Even though the veterans I have sat with were different ages, from different walks of life, and of varying spiritual and religious backgrounds, they always gave a personal version of a common ideal; to live my life to the max.
They fervently insist that I pursue my dreams; that I love unapologetically; that I forgive mercifully; that I share with others; that I take chances; that I accept my faults; that I find humor in life; that I stress less; that I give hugs; that I chase the girl of my dreams; that I leave work at the office; that I watch what I eat; that I respect others; that I learn and explore; that I appreciate what I have; that I live each day to its fullest.
I remember one particular conversation that had a really deep impact on me. I was sitting with an older veteran; I had been visiting him for several months and had built a good rapport with him. The gentleman and I were speaking about life and the opportunities it gives us. He said, “When I was young, I thought I was invincible and that I would live forever.

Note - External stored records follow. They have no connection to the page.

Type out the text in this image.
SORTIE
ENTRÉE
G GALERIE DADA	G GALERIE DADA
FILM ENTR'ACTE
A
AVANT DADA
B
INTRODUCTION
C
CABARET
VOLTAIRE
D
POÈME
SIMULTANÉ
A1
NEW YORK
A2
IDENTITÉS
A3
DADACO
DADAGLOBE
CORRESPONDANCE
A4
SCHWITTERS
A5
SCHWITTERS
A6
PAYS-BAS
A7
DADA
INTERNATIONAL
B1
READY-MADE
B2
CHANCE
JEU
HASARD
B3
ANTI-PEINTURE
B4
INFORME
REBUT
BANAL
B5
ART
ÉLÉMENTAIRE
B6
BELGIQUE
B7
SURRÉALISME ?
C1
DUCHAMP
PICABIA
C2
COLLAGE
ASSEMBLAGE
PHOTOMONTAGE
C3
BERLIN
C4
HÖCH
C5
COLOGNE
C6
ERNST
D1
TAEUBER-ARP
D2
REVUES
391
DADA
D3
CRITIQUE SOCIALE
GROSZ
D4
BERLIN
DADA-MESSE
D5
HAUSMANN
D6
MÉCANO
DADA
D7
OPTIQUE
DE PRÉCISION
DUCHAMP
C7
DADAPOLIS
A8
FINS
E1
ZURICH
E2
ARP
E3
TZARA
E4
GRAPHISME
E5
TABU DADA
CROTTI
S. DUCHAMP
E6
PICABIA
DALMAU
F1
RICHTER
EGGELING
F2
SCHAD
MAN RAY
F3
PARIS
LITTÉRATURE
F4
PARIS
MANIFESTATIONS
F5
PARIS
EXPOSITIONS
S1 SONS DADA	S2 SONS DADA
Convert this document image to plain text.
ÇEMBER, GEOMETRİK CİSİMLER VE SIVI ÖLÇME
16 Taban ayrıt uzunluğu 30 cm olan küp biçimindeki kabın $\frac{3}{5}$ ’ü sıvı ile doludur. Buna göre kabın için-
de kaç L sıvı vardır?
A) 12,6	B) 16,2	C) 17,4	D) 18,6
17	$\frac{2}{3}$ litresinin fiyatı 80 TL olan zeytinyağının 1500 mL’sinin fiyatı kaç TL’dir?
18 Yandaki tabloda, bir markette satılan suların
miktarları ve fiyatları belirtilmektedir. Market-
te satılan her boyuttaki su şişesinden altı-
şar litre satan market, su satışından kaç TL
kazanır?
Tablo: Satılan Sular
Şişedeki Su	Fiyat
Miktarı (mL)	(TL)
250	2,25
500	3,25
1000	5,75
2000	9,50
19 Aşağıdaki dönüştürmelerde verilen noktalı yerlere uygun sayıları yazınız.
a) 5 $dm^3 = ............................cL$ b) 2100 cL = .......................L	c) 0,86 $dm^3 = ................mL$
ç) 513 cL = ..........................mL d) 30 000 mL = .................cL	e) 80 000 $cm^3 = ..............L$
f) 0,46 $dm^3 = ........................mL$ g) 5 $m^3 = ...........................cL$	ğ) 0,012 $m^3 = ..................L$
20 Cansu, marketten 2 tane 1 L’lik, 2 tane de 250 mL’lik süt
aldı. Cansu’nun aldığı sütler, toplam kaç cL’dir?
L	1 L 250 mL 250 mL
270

My ideas of living forever made me miss out on living in each day. I didn’t see or appreciate all of the opportunities I had. I kept postponing my own dreams because I felt I had an eternity to fulfill them. Now I realize that I’m not invincible and I can’t believe that I talked myself out of living; I talked myself out of chasing my dreams.”
I will never forget those words, “I talked myself out of living; I talked myself out of chasing my dreams.”
I realized then, that this man, this former soldier, this former business dynamo, this dad, this grandpa, this withered man, with his wrinkled hands and weathered face, is me; he is ALL of us. We do that to ourselves all the time.
How many times have you talked yourself out of living? How many times have you talked yourself out of taking a chance? How many times have you talked yourself out of chasing your dreams?
How would your life be different if you stopped talking yourself out of living the life you have dreamt of?
My life is a reflection of what I have learned from these transitioning souls.
I am aware that my time is limited. I am aware that my moment is now. My moment to love, my moment to give, my moment to achieve, my moment to forgive, my moment to endeavor, my moment to follow my dreams… my moment is NOW. I refuse to live with the regret of gambling for tomorrow. I will not lay on my deathbed wondering what might have been. I will ride the waves of purpose and chance towards the wonderful splendor of my dreams. At the end of my day, I will rest my head on the pillow of a day well-lived and a life well-ventured.